Dà tanto da pensare il recente rapporto del think tank Strategic Perspectives basato sui dati di Cambridge Econometrics, che simula l’impatto della nuova legislazione UE approvata di recente.
Secondo l’analisi il consumo di gas e petrolio si ridurrà rispettivamente del 31% e del 34% rispetto al 2019. Entro il 2030 la domanda assoluta di gas si ridurrà di 83,50 miliardi di metri cubi (bcm) in uno scenario di prezzi energetici bassi e di 92,91 bcm in uno scenario di prezzi energetici alti (sempre rispetto al 2019), l’equivalente del consumo di gas della Germania nel 2022. Le energie rinnovabili, in particolare l'eolico e il solare, diventeranno sempre più economiche, rendendo la decarbonizzazione energetica europea una scelta economicamente vantaggiosa, e gli impatti positivi in bolletta non si faranno attendere. In media, le famiglie europee vedranno ridursi la spesa dedicata all'energia e ai combustibili dall'8,6% del loro bilancio nel 2022 al 6,1% nel 2030. Le rinnovabili ridurranno i prezzi medi dell'elettricità per i consumatori di oltre il 7%. In termini occupazionali, il surplus sarà di 475.000 nuovi posti di lavoro.

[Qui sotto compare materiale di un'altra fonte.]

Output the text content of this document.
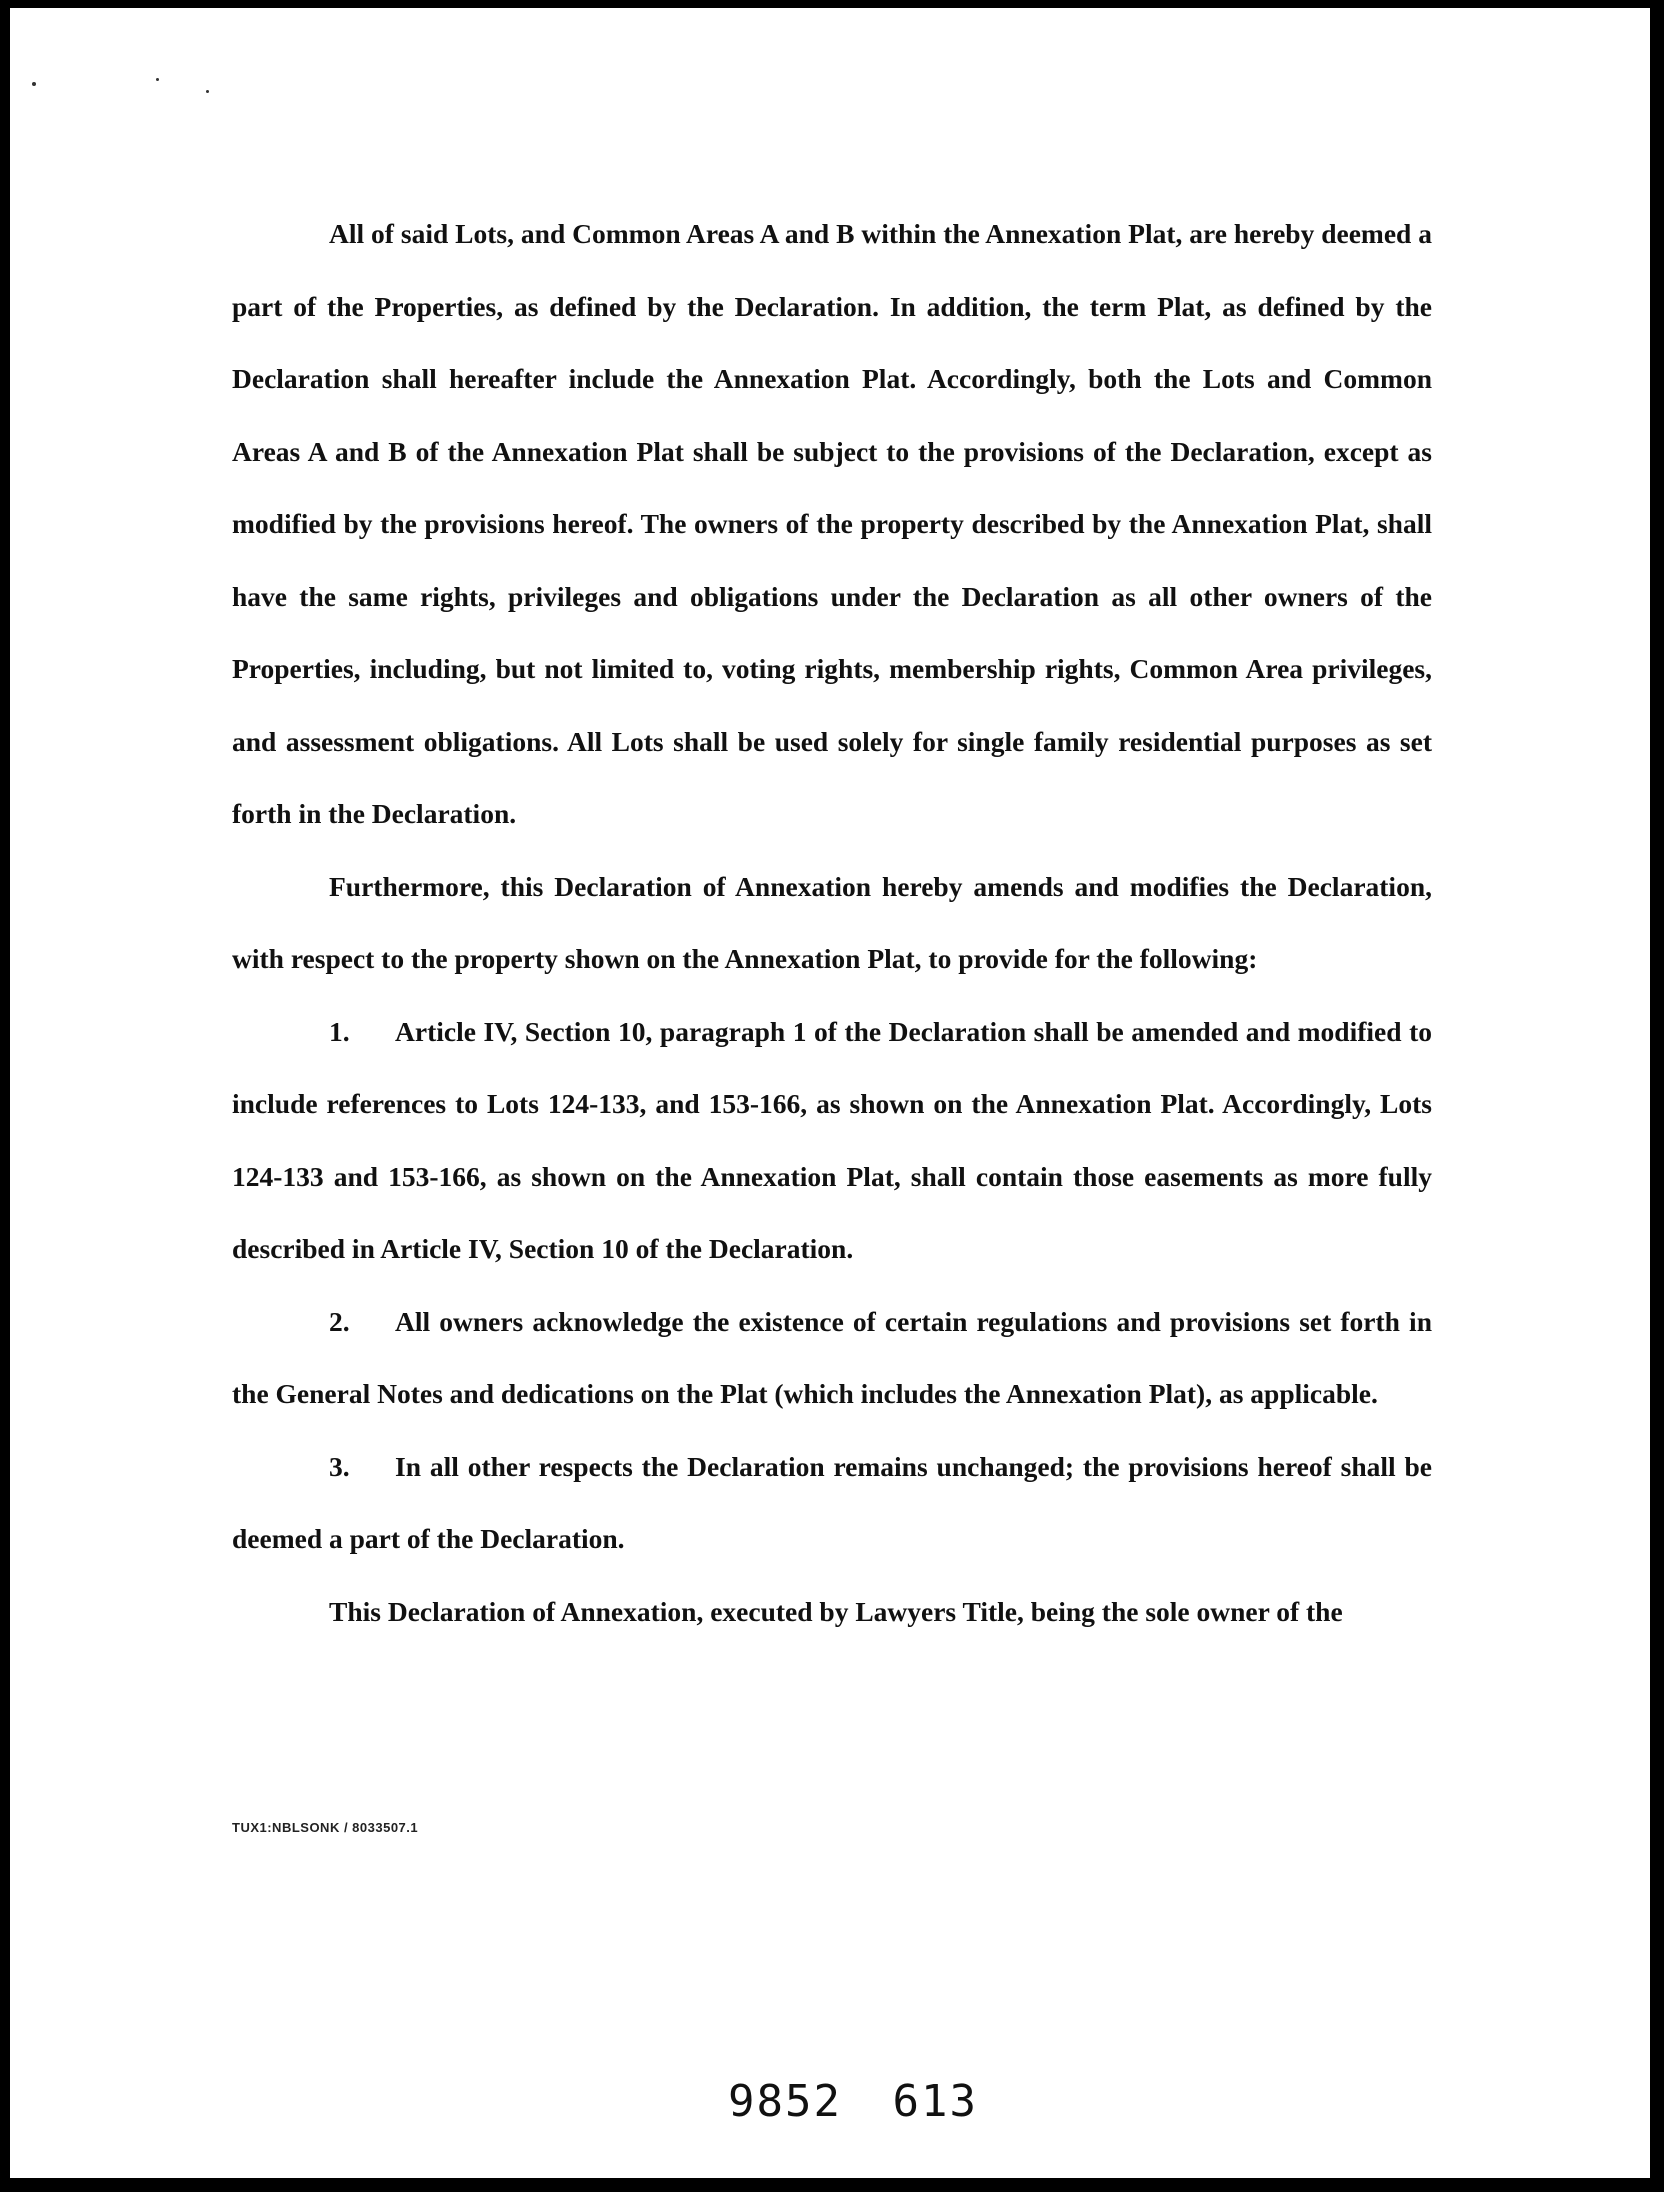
All of said Lots, and Common Areas A and B within the Annexation Plat, are hereby deemed a part of the Properties, as defined by the Declaration. In addition, the term Plat, as defined by the Declaration shall hereafter include the Annexation Plat. Accordingly, both the Lots and Common Areas A and B of the Annexation Plat shall be subject to the provisions of the Declaration, except as modified by the provisions hereof. The owners of the property described by the Annexation Plat, shall have the same rights, privileges and obligations under the Declaration as all other owners of the Properties, including, but not limited to, voting rights, membership rights, Common Area privileges, and assessment obligations. All Lots shall be used solely for single family residential purposes as set forth in the Declaration.

Furthermore, this Declaration of Annexation hereby amends and modifies the Declaration, with respect to the property shown on the Annexation Plat, to provide for the following:

1. Article IV, Section 10, paragraph 1 of the Declaration shall be amended and modified to include references to Lots 124-133, and 153-166, as shown on the Annexation Plat. Accordingly, Lots 124-133 and 153-166, as shown on the Annexation Plat, shall contain those easements as more fully described in Article IV, Section 10 of the Declaration.

2. All owners acknowledge the existence of certain regulations and provisions set forth in the General Notes and dedications on the Plat (which includes the Annexation Plat), as applicable.

3. In all other respects the Declaration remains unchanged; the provisions hereof shall be deemed a part of the Declaration.

This Declaration of Annexation, executed by Lawyers Title, being the sole owner of the

TUX1:NBLSONK / 8033507.1
9852 613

E l’Italia come si posiziona in questo futuro win-win dove sostenibilità, crescita e sovranità energetica avanzano insieme? L’Italia costruirà rigassificatori, dibatterà di nucleare, ha appena abolito il superbonus per l’efficientamento degli immobili e combatte strenuamente l’addio alla obsoleta tecnologia dei motori a combustione.

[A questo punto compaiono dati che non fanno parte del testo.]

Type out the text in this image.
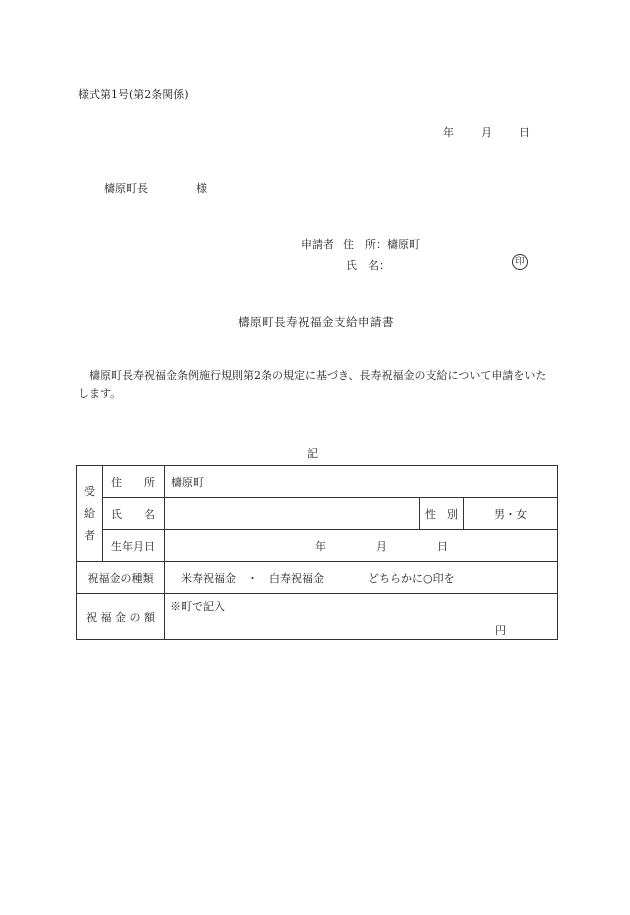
様式第1号(第2条関係)
年 月 日
檮原町長	様
申請者 住　所：檮原町
氏　名：	印
檮原町長寿祝福金支給申請書
檮原町長寿祝福金条例施行規則第2条の規定に基づき、長寿祝福金の支給について申請をいたします。
記
受
給
者	住　　所	檮原町		
	氏　　名		性　別	男・女
	生年月日	年 月 日		
祝福金の種類		米寿祝福金　・　白寿祝福金 どちらかに○印を		
祝 福 金 の 額		※町で記入
円		
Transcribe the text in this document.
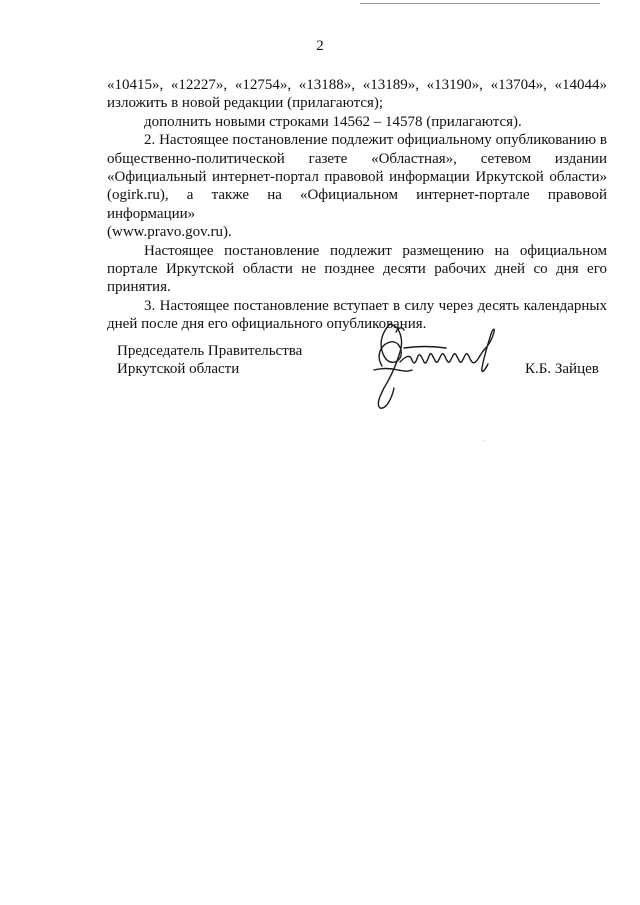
2

«10415», «12227», «12754», «13188», «13189», «13190», «13704», «14044»

изложить в новой редакции (прилагаются);

дополнить новыми строками 14562 – 14578 (прилагаются).

2. Настоящее постановление подлежит официальному опубликованию в

общественно-политической газете «Областная», сетевом издании

«Официальный интернет-портал правовой информации Иркутской области»

(ogirk.ru), а также на «Официальном интернет-портале правовой информации»

(www.pravo.gov.ru).

Настоящее постановление подлежит размещению на официальном

портале Иркутской области не позднее десяти рабочих дней со дня его

принятия.

3. Настоящее постановление вступает в силу через десять календарных

дней после дня его официального опубликования.

Председатель Правительства
Иркутской области	К.Б. Зайцев
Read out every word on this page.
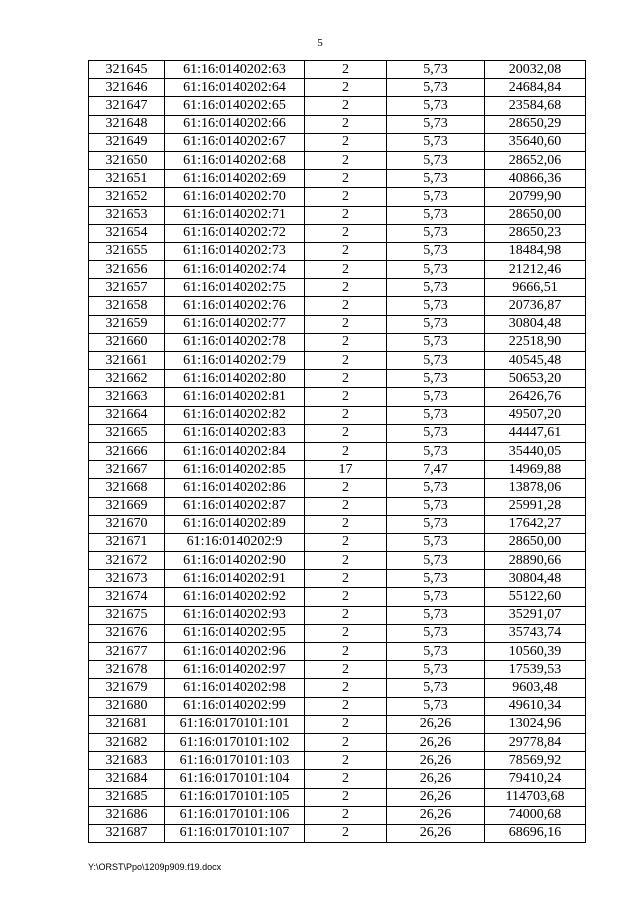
5
321645	61:16:0140202:63	2	5,73	20032,08
321646	61:16:0140202:64	2	5,73	24684,84
321647	61:16:0140202:65	2	5,73	23584,68
321648	61:16:0140202:66	2	5,73	28650,29
321649	61:16:0140202:67	2	5,73	35640,60
321650	61:16:0140202:68	2	5,73	28652,06
321651	61:16:0140202:69	2	5,73	40866,36
321652	61:16:0140202:70	2	5,73	20799,90
321653	61:16:0140202:71	2	5,73	28650,00
321654	61:16:0140202:72	2	5,73	28650,23
321655	61:16:0140202:73	2	5,73	18484,98
321656	61:16:0140202:74	2	5,73	21212,46
321657	61:16:0140202:75	2	5,73	9666,51
321658	61:16:0140202:76	2	5,73	20736,87
321659	61:16:0140202:77	2	5,73	30804,48
321660	61:16:0140202:78	2	5,73	22518,90
321661	61:16:0140202:79	2	5,73	40545,48
321662	61:16:0140202:80	2	5,73	50653,20
321663	61:16:0140202:81	2	5,73	26426,76
321664	61:16:0140202:82	2	5,73	49507,20
321665	61:16:0140202:83	2	5,73	44447,61
321666	61:16:0140202:84	2	5,73	35440,05
321667	61:16:0140202:85	17	7,47	14969,88
321668	61:16:0140202:86	2	5,73	13878,06
321669	61:16:0140202:87	2	5,73	25991,28
321670	61:16:0140202:89	2	5,73	17642,27
321671	61:16:0140202:9	2	5,73	28650,00
321672	61:16:0140202:90	2	5,73	28890,66
321673	61:16:0140202:91	2	5,73	30804,48
321674	61:16:0140202:92	2	5,73	55122,60
321675	61:16:0140202:93	2	5,73	35291,07
321676	61:16:0140202:95	2	5,73	35743,74
321677	61:16:0140202:96	2	5,73	10560,39
321678	61:16:0140202:97	2	5,73	17539,53
321679	61:16:0140202:98	2	5,73	9603,48
321680	61:16:0140202:99	2	5,73	49610,34
321681	61:16:0170101:101	2	26,26	13024,96
321682	61:16:0170101:102	2	26,26	29778,84
321683	61:16:0170101:103	2	26,26	78569,92
321684	61:16:0170101:104	2	26,26	79410,24
321685	61:16:0170101:105	2	26,26	114703,68
321686	61:16:0170101:106	2	26,26	74000,68
321687	61:16:0170101:107	2	26,26	68696,16
Y:\ORST\Ppo\1209p909.f19.docx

Il nostro governo non solo non sembra capire le opportunità della transizione, ma si è distinto a Bruxelles negli ultimi mesi per le sue posizioni anti Green deal. E se la terza economia dell'Unione non fa la sua parte è difficile che gli obiettivi UE siano raggiunti. Ma non è ineluttabile che l’Italia vada in retromarcia o peggio, si trasformi nella capofila del fronte regressivo nell’Unione. Poche cose, e semplici, si potrebbero fare per non rimanere indietro e pesare sulle chance che l’Unione vada avanti.

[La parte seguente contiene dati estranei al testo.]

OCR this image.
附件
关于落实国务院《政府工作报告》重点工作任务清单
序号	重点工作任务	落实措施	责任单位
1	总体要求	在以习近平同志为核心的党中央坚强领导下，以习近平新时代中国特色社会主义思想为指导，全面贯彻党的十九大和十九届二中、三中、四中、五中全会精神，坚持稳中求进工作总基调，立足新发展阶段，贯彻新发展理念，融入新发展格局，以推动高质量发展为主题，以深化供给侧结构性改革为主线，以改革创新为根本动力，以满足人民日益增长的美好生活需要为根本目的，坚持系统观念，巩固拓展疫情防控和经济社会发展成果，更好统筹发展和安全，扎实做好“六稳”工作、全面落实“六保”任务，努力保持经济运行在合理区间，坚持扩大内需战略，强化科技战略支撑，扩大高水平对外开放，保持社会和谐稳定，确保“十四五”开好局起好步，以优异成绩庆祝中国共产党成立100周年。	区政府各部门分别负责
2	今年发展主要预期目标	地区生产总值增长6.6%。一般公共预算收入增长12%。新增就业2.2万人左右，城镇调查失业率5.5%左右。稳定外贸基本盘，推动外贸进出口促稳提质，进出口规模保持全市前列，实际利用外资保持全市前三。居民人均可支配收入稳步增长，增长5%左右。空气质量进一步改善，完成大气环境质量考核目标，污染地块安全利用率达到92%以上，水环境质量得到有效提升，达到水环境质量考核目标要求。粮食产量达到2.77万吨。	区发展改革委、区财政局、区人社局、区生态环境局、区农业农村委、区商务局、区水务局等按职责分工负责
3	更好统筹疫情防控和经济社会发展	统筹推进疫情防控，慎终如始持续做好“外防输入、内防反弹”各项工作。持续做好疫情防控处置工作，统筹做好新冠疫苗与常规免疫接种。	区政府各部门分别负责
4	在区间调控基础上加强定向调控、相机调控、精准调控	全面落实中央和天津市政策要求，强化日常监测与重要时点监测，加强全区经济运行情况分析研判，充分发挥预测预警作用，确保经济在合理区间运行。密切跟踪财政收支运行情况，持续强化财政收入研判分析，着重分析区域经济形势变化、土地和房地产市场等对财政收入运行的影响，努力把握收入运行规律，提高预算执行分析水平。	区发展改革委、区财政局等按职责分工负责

Intanto potremmo sbloccare le autorizzazioni per le rinnovabili. Secondo l’Irex Annual Report 2023, gli investimenti programmati nel 2022 si aggirano sui 41 miliardi di euro, per una potenza coinvolta di 38,9 GW, quasi il triplo del 2021. Ma nonostante i decreti semplificazione, su 864 domande totali, ben 673 risultano ancora in corso. La seconda riguarda l’efficientamento degli immobili: esaurita la spinta del super bonus occorre mettere ordine alla selva di bonus restanti per costruire un’incentivazione fiscale intelligente (e magari evitare di sussidiare le caldaie a gas). La terza riguarda il risparmio energetico, al quale va riconosciuto il ruolo di leva strategica, visti i risultati oltre le aspettative durante la crisi energetica: infatti, tra settembre 2022 e febbraio 2023 la domanda di gas in Italia è calata del 20% rispetto allo stesso periodo dei tre anni precedenti, un calo che non ha intaccato la produzione industriale. I sussidi ai consumi durante la crisi erano sacrosanti, ma ora vanno sostituiti con misure di lungo periodo per consolidare risparmi e innovazione.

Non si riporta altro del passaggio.